Getting sharper photographs is one of the most fundamental aim of all photographers. The sharpness of the photograph is determined by a number of factors like – Camera holding technique, Shutter-Speed, Aperture etc. However, the most basic factor which is often overlooked is the camera holding(stabilizing) technique. There are many ways people hold their camera, while some help in getting stable sharper shots other may actually induce shake(blur) into the photos. This can be remedied by using a ‘tripod’ – a three legged stand in a layman’s term. But wait, there is even his smaller sibling, ‘monopod’ – you got that right, it has just a single leg. So out of the two which one is the best for getting sharp stable shots? This question has a tricky answer as you’ll find out soon.
What do you shoot?
What do you shoot? This is one of the first questions you need to answer before you go the monopod or tripod way. Are you always by the water bodies shooting dreamy watery landscapes or are you the one shooting portraits indoors & outdoors? Most of the times landscape shooters are required to stop down their lens & shoot at fairly narrow apertures for large depth of field. If you’re shooting a water body & want the water to be turned into soft milky stream, then you will need a exposure often in seconds. In this case, you’ll be served better by a tripod for the simple reason that it can stand on its own & its three legs will provide you with the best stability.
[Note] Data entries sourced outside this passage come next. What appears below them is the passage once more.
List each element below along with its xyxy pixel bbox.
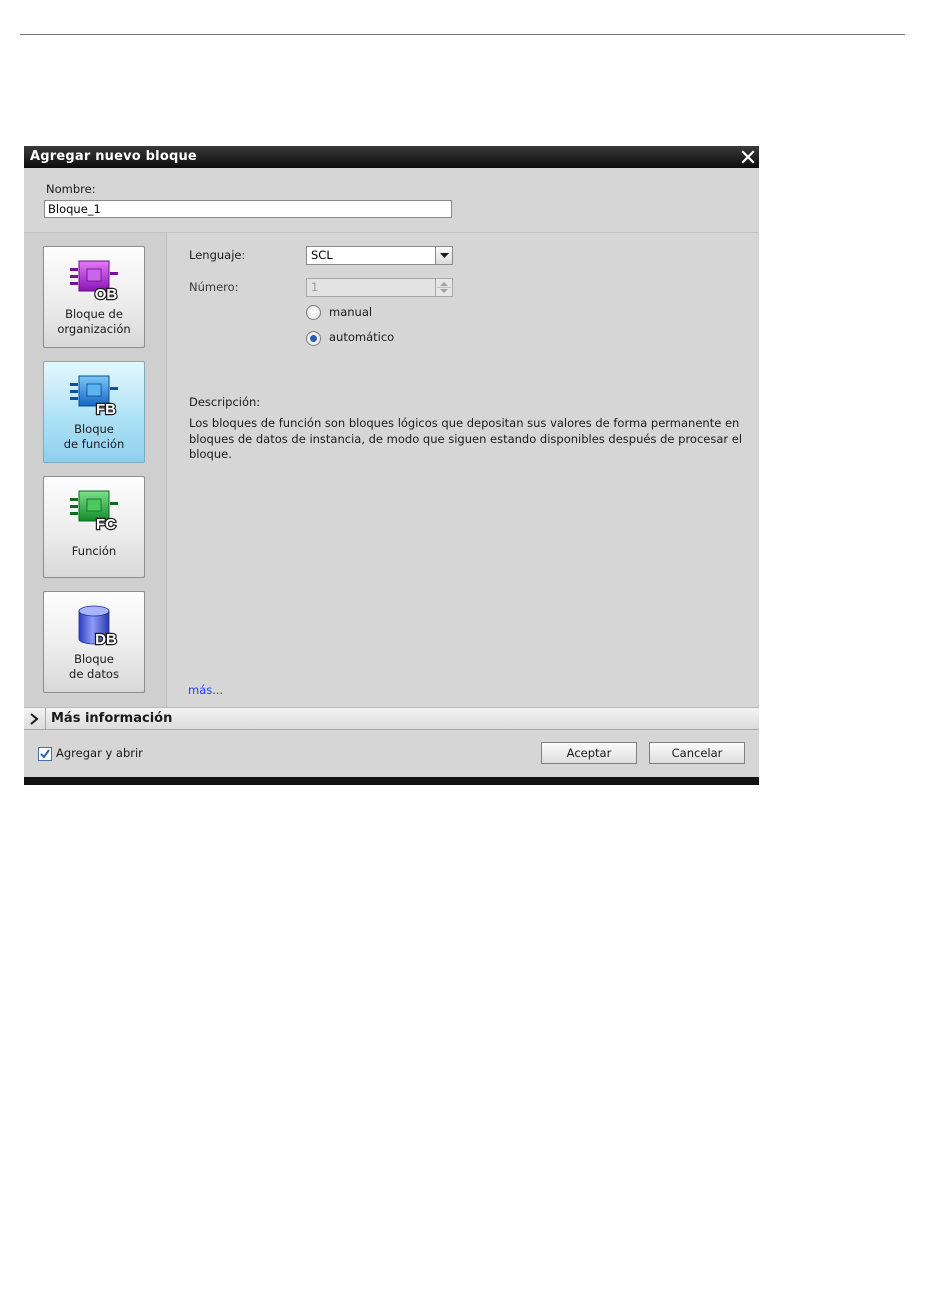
function-icon: FC (70, 490, 118, 531)
svg-text:OB: OB (95, 286, 118, 301)
radio-selected-dot (310, 335, 317, 342)
tile-label: Función (71, 544, 117, 558)
divider (45, 708, 46, 729)
properties-panel: Lenguaje: SCL Número: 1 manual automátic… (167, 233, 759, 707)
radio-automatic-label: automático (329, 330, 395, 344)
block-type-sidebar: OB Bloque de organización FB Bloque de fun… (24, 233, 167, 707)
language-select[interactable]: SCL (306, 246, 453, 265)
add-new-block-dialog: Agregar nuevo bloque Nombre: Bloque_1 OB… (24, 146, 759, 785)
close-icon (741, 150, 755, 164)
cancel-button[interactable]: Cancelar (649, 742, 745, 764)
svg-text:FB: FB (96, 401, 116, 416)
organization-block-icon: OB (70, 260, 119, 301)
language-value: SCL (311, 248, 333, 262)
tile-label: Bloque de datos (69, 652, 119, 681)
block-type-organization-block[interactable]: OB Bloque de organización (43, 246, 145, 348)
spinner-arrows-icon (435, 279, 452, 296)
top-rule (20, 34, 905, 35)
dropdown-arrow-icon[interactable] (435, 247, 452, 264)
radio-manual-label: manual (329, 305, 373, 319)
more-info-expander[interactable]: Más información (24, 707, 759, 730)
dialog-title: Agregar nuevo bloque (30, 149, 197, 164)
number-spinner: 1 (306, 278, 453, 297)
description-text: Los bloques de función son bloques lógic… (189, 416, 743, 461)
title-bar[interactable]: Agregar nuevo bloque (24, 146, 759, 168)
description-label: Descripción: (189, 395, 261, 409)
add-and-open-label: Agregar y abrir (56, 746, 143, 760)
name-section: Nombre: Bloque_1 (24, 168, 759, 233)
number-value: 1 (311, 280, 319, 294)
data-block-icon: DB (78, 605, 118, 646)
name-label: Nombre: (46, 182, 96, 196)
add-and-open-checkbox[interactable] (38, 747, 52, 761)
more-link[interactable]: más... (188, 683, 223, 697)
checkmark-icon (40, 749, 50, 759)
chevron-right-icon (30, 713, 39, 725)
language-label: Lenguaje: (189, 248, 246, 262)
tile-label: Bloque de función (63, 422, 125, 451)
radio-automatic[interactable] (306, 331, 321, 346)
svg-text:DB: DB (95, 631, 117, 646)
block-type-data-block[interactable]: DB Bloque de datos (43, 591, 145, 693)
more-info-label: Más información (51, 711, 173, 726)
block-type-function[interactable]: FC Función (43, 476, 145, 578)
name-input[interactable]: Bloque_1 (44, 200, 452, 218)
accept-button[interactable]: Aceptar (541, 742, 637, 764)
bottom-border (24, 777, 759, 785)
function-block-icon: FB (70, 375, 118, 416)
number-label: Número: (189, 280, 239, 294)
tile-label: Bloque de organización (57, 307, 131, 336)
radio-manual[interactable] (306, 305, 321, 320)
block-type-function-block[interactable]: FB Bloque de función (43, 361, 145, 463)
dialog-footer: Agregar y abrir Aceptar Cancelar (24, 730, 759, 777)
svg-text:FC: FC (96, 516, 116, 531)
close-button[interactable] (738, 147, 758, 167)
On the other hand, if you’re shooting portraits(indoors), you’ll be working with a flash, if not then the available light. You’ll be probably be shooting wide open or close to the widest aperture of your lens. In this scenario, you should get a decent shutter-speed which you might be able to hand-held but still run the risk of blurring the shot. In this case, a monopod will be good. Since it can be setup easily, you can shoot fast & even change your shot orientation(vertical or horizontal) very quickly. You can even change your position & move to compose the frame easily with a monopod than with a tripod.
Where do you shoot?
The location(referred as the field) is another factor you will need to consider. If you’re a wedding photographer, you’ll not be in a position to setup a tripod, compose & shoot. By the time you do all these, the bride & groom may have left for honeymoon as you are left with a bunch of angry relatives around you. In this case, your best bet again would be a monopod for its small form factor which can be easily be setup even in cramped spaces. Same applies to sports photographers who often need to stabilize the shot but are in no position to setup tripods which often hinder their movements & cause inconvenience to others.
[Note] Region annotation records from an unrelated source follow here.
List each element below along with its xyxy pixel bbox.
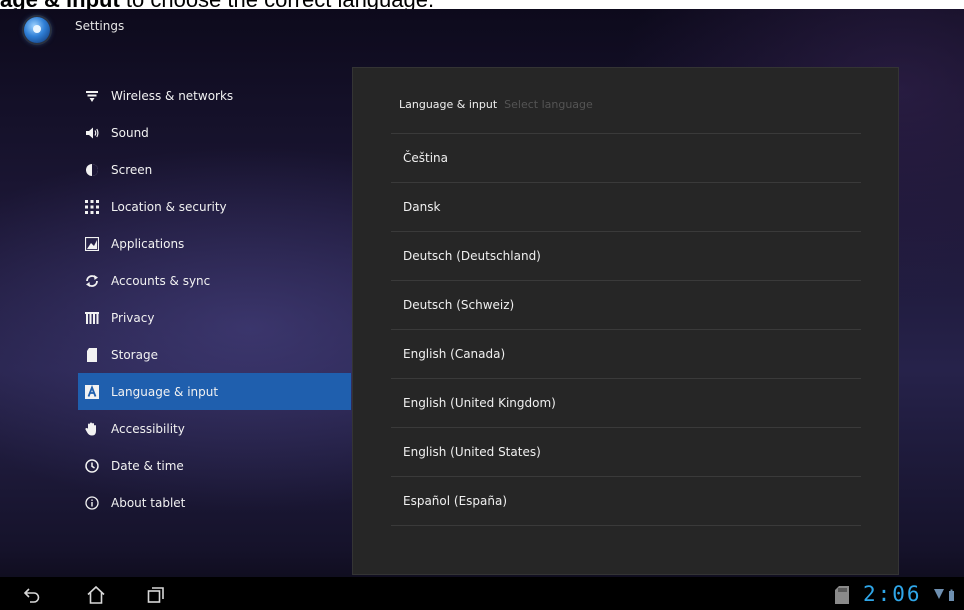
back-icon[interactable] (22, 585, 42, 605)
language-item-deutsch-deutschland[interactable]: Deutsch (Deutschland) (391, 232, 861, 281)
language-item-english-canada[interactable]: English (Canada) (391, 330, 861, 379)
language-item-cestina[interactable]: Čeština (391, 134, 861, 183)
signal-battery-icon (934, 587, 956, 601)
hand-icon (85, 422, 99, 436)
sidebar-item-about-tablet[interactable]: About tablet (78, 484, 351, 521)
sidebar-item-label: Screen (111, 162, 153, 177)
sd-card-status-icon (835, 586, 849, 604)
breadcrumb: Language & input Select language (399, 98, 593, 111)
action-bar: Settings (0, 9, 964, 51)
sidebar-item-accessibility[interactable]: Accessibility (78, 410, 351, 447)
sidebar-item-label: Storage (111, 347, 158, 362)
sidebar-item-applications[interactable]: Applications (78, 225, 351, 262)
speaker-icon (85, 126, 99, 140)
language-label: Deutsch (Schweiz) (403, 298, 515, 312)
language-label: English (United Kingdom) (403, 396, 556, 410)
sidebar-item-label: Accounts & sync (111, 273, 211, 288)
sidebar-item-label: Wireless & networks (111, 88, 234, 103)
app-title: Settings (75, 19, 125, 33)
language-label: Deutsch (Deutschland) (403, 249, 541, 263)
home-icon[interactable] (86, 585, 106, 605)
language-list: Čeština Dansk Deutsch (Deutschland) Deut… (391, 134, 861, 526)
sidebar-item-label: Privacy (111, 310, 155, 325)
tablet-screen: Settings Wireless & networks Sound Scree… (0, 9, 964, 610)
language-label: Dansk (403, 200, 441, 214)
status-clock[interactable]: 2:06 (863, 582, 922, 606)
sidebar-item-label: Location & security (111, 199, 227, 214)
breadcrumb-current: Select language (504, 98, 593, 111)
wifi-icon (85, 89, 99, 103)
sidebar-item-label: Applications (111, 236, 185, 251)
sidebar-item-storage[interactable]: Storage (78, 336, 351, 373)
system-bar: 2:06 (0, 577, 964, 610)
language-label: Čeština (403, 151, 449, 165)
sidebar-item-sound[interactable]: Sound (78, 114, 351, 151)
language-item-espanol-espana[interactable]: Español (España) (391, 477, 861, 526)
privacy-icon (85, 311, 99, 325)
breadcrumb-parent[interactable]: Language & input (399, 98, 497, 111)
language-label: English (United States) (403, 445, 541, 459)
recent-apps-icon[interactable] (146, 585, 166, 605)
sd-card-icon (85, 347, 99, 362)
settings-app-icon[interactable] (24, 17, 50, 43)
sidebar-item-location-security[interactable]: Location & security (78, 188, 351, 225)
language-item-english-us[interactable]: English (United States) (391, 428, 861, 477)
language-panel: Language & input Select language Čeština … (352, 67, 899, 575)
settings-sidebar: Wireless & networks Sound Screen Locatio… (78, 77, 351, 521)
clock-icon (85, 458, 99, 473)
sidebar-item-label: Sound (111, 125, 149, 140)
sidebar-item-language-input[interactable]: Language & input (78, 373, 351, 410)
info-icon (85, 495, 99, 510)
sync-icon (85, 274, 99, 288)
grid-icon (85, 199, 99, 214)
sidebar-item-label: Accessibility (111, 421, 185, 436)
sidebar-item-date-time[interactable]: Date & time (78, 447, 351, 484)
sidebar-item-label: About tablet (111, 495, 186, 510)
language-label: English (Canada) (403, 347, 506, 361)
sidebar-item-screen[interactable]: Screen (78, 151, 351, 188)
sidebar-item-accounts-sync[interactable]: Accounts & sync (78, 262, 351, 299)
sidebar-item-label: Language & input (111, 384, 219, 399)
keyboard-a-icon (85, 384, 99, 399)
brightness-icon (85, 163, 99, 177)
sidebar-item-wireless[interactable]: Wireless & networks (78, 77, 351, 114)
language-item-deutsch-schweiz[interactable]: Deutsch (Schweiz) (391, 281, 861, 330)
sidebar-item-label: Date & time (111, 458, 184, 473)
applications-icon (85, 236, 99, 251)
language-label: Español (España) (403, 494, 508, 508)
language-item-dansk[interactable]: Dansk (391, 183, 861, 232)
sidebar-item-privacy[interactable]: Privacy (78, 299, 351, 336)
language-item-english-uk[interactable]: English (United Kingdom) (391, 379, 861, 428)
On the flip side, if you’re a macro shooter or a tabletop photographer, then by all means you need a tripod. At such large magnifications of macro even a small blur(by monopod) will ruin your shot. So for the best stability, you must use a tripod. Again being in a studio you’re in no hurry as your subject or your lighting won’t be running away. You’ve all the time in the world to setup a tripod & get working. So, if you do studio portraits, tabletop, macros, long-exposures, focus-stacking, star trails – you should go absolutely for a Tripod!
Do you travel?
How often do you travel? Often tripods are considerably heavier than monopods. Even travelling with a tripod for half of the day can be excruciatingly painstaking. It could leave you with an unpleasant mood that you might not even prefer to do photography for the rest of the day. In this case, a monopod will be good. Its so light & compact, that you won’t even feel its presence. You can easily roam the entire day & not feel fatigued at all(& even come back with many keepers). So the weight factor is crucial if you do travel a lot & are debating between a tripod & a monopod. However do keep in mind, if you shoot landscapes travelling around the globe then you’ve no option but to opt for tripod itself.
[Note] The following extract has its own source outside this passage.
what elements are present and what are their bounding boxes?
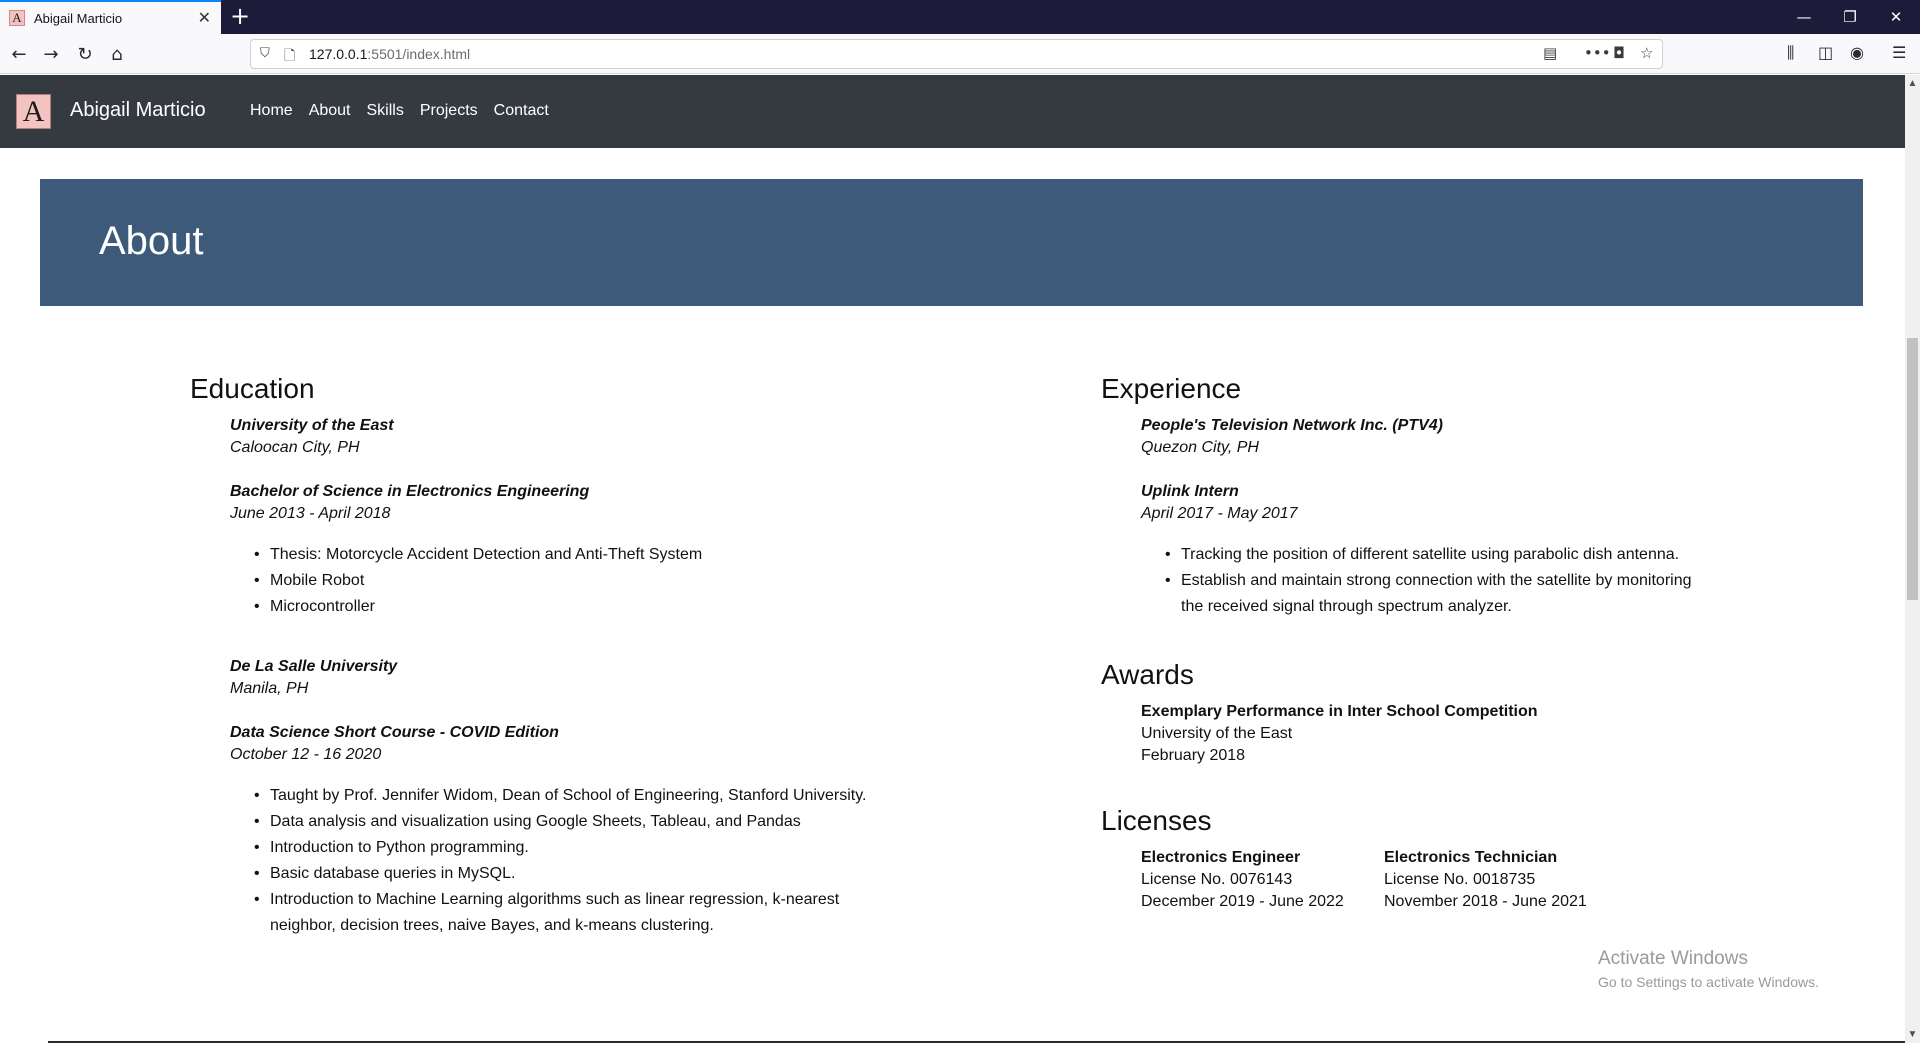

Do you shoot Video with your DSLR?
Are you into DSLR Video? Do you often like to record moments in full 1080p or perhaps even shoot a full fledged short movie? If the answer is Yes, then you should consider going for a monopod.(Ideally DSLR video shooters should have both – tripod & monopod). A monopod will offer you a lot of flexibility during shooting video. Shooting interviews on field with a monopod is way better than hand-holding your DSLR. Even doing dramatic panning or creative steadicam shots often demand a stabilizer which can be easily be maneuvered. Here a monopod scores way more over a tripod which is often not so mobile. However, it does offer stable footage than with monopod which is susceptible to the small hand moments. That’s the reason why I earlier said, ideally you require both for video but if you can just buy one, get a monopod for video – think no further!
As with all photography accessories, your budget will further narrow down your choice between tripods & monopods. Often tripods are way costlier than monopods. So depending on your budget you might need to go for one over the other.
Using Tripod as a Monopod?
You can do that but its cumbersome. You’ll still not be able to work quickly as you can with a monopod itself. Instead better get a cheap monopod & keep it in your camera-bag along-with a heavy duty tripod.